Una nueva investigación realizada por investigadores de la Universidad de Emory, en Atlanta, GA, ahora plantea la idea de que la inflamación de bajo grado en el cuerpo puede conducir a una falta de motivación al reducir la dopamina, una hormona y neurotransmisor que juega un papel importante en la circuito de recompensa, que impulsa los comportamientos relacionados con la motivación.

En su artículo de estudio, publicado en la revista Tendencias en las ciencias cognitivas - Los investigadores sugieren que los mecanismos inflamatorios provocan la liberación de menos dopamina como una forma de hacer que el cerebro ahorre energía y la concentre en la curación de la herida o infección que desencadenó la inflamación.

"Cuando su cuerpo está luchando contra una infección o curando una herida, su cerebro necesita un mecanismo para recalibrar su motivación para hacer otras cosas, de modo que no gaste demasiada energía".

El coautor del estudio Michael Treadway, Ph.D.

"Ahora tenemos una fuerte evidencia que sugiere que el sistema inmunológico interrumpe el sistema de la dopamina para ayudar al cerebro a realizar esta recalibración", dice Treadway, quien es profesor asociado en el Departamento de Psicología de Emory.

Una teoría con implicaciones clínicas

En su artículo, los investigadores revisan la evidencia que sugiere un vínculo directo entre la inflamación y la falta de motivación, y también proponen un método computacional para evaluar el impacto de la inflamación crónica de bajo grado en la cantidad de energía que el cerebro gasta en los comportamientos. impulsado por la automotivación.

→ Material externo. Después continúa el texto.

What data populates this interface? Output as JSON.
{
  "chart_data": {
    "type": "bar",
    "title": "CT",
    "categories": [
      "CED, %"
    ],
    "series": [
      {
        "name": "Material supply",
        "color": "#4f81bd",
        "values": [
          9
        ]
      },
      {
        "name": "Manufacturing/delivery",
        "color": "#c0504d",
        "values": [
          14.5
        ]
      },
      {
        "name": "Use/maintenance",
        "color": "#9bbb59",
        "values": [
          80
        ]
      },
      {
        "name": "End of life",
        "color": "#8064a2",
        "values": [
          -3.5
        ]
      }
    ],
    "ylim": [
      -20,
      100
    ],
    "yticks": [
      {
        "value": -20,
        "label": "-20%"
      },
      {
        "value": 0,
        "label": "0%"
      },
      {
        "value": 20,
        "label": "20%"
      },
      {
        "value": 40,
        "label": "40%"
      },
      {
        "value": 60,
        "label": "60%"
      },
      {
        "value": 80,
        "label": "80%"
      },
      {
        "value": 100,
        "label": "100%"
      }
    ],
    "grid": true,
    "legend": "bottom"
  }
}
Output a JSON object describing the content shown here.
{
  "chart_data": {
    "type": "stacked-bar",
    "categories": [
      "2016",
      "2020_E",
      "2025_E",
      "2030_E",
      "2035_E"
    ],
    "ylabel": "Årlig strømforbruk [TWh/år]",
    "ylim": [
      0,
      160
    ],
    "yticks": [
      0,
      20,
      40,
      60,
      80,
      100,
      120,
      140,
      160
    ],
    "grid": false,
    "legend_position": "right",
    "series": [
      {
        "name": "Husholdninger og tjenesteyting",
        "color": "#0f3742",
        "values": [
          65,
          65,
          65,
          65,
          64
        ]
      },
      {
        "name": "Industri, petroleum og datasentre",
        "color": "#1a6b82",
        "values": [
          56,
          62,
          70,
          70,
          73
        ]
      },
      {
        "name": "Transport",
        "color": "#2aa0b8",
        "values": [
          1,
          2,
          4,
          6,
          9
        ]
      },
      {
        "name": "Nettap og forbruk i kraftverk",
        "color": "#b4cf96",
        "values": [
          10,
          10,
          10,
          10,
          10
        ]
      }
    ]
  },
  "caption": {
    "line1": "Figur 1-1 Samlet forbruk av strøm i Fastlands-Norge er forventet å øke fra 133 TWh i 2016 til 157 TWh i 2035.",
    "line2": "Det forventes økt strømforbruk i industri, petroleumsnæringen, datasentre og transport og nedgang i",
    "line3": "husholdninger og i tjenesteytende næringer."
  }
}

Al usar este nuevo método, los investigadores también esperan aprender cómo la inflamación podría afectar la motivación en las condiciones de salud mental de las personas, como la depresión y la esquizofrenia.

La investigación se basa en estudios previos, que demostraron que algunas moléculas proinflamatorias (citocinas) pueden afectar la forma en que funciona el sistema de dopamina en el cerebro.

En la actualidad, explican los investigadores, muchas personas pueden experimentar una inflamación crónica de bajo grado debido al envejecimiento, el estrés, las condiciones metabólicas o los hábitos de vida poco saludables. Estos factores pueden dejar sus marcas en el mecanismo adaptativo que permite al cerebro ahorrar energía para atacar la fuente de inflamación, con posibles consecuencias para la salud mental.

"Si nuestra teoría [sobre el vínculo entre la inflamación y el deterioro de la motivación] es correcta, entonces podría tener un impacto tremendo en el tratamiento de casos de depresión y otros trastornos del comportamiento que pueden ser provocados por la inflamación", dice el coautor del estudio, el Dr. Andrew Miller. .

“Abriría oportunidades para el desarrollo de terapias dirigidas a la utilización de energía por las células inmunes, lo que sería algo completamente nuevo en nuestro campo”, sugiere el Dr. Miller.

Sin embargo, "No estamos proponiendo que la inflamación cause estos trastornos [de salud mental]", aclara Treadway. “La idea es que un subconjunto de personas con estos trastornos puede tener una sensibilidad particular a los efectos del sistema inmunológico, y esta sensibilidad podría contribuir a los impedimentos motivacionales que están experimentando”, explica.

Actualmente, el equipo de investigación está trabajando en un ensayo clínico sobre la depresión, buscando verificar la teoría que han sugerido en su artículo de estudio.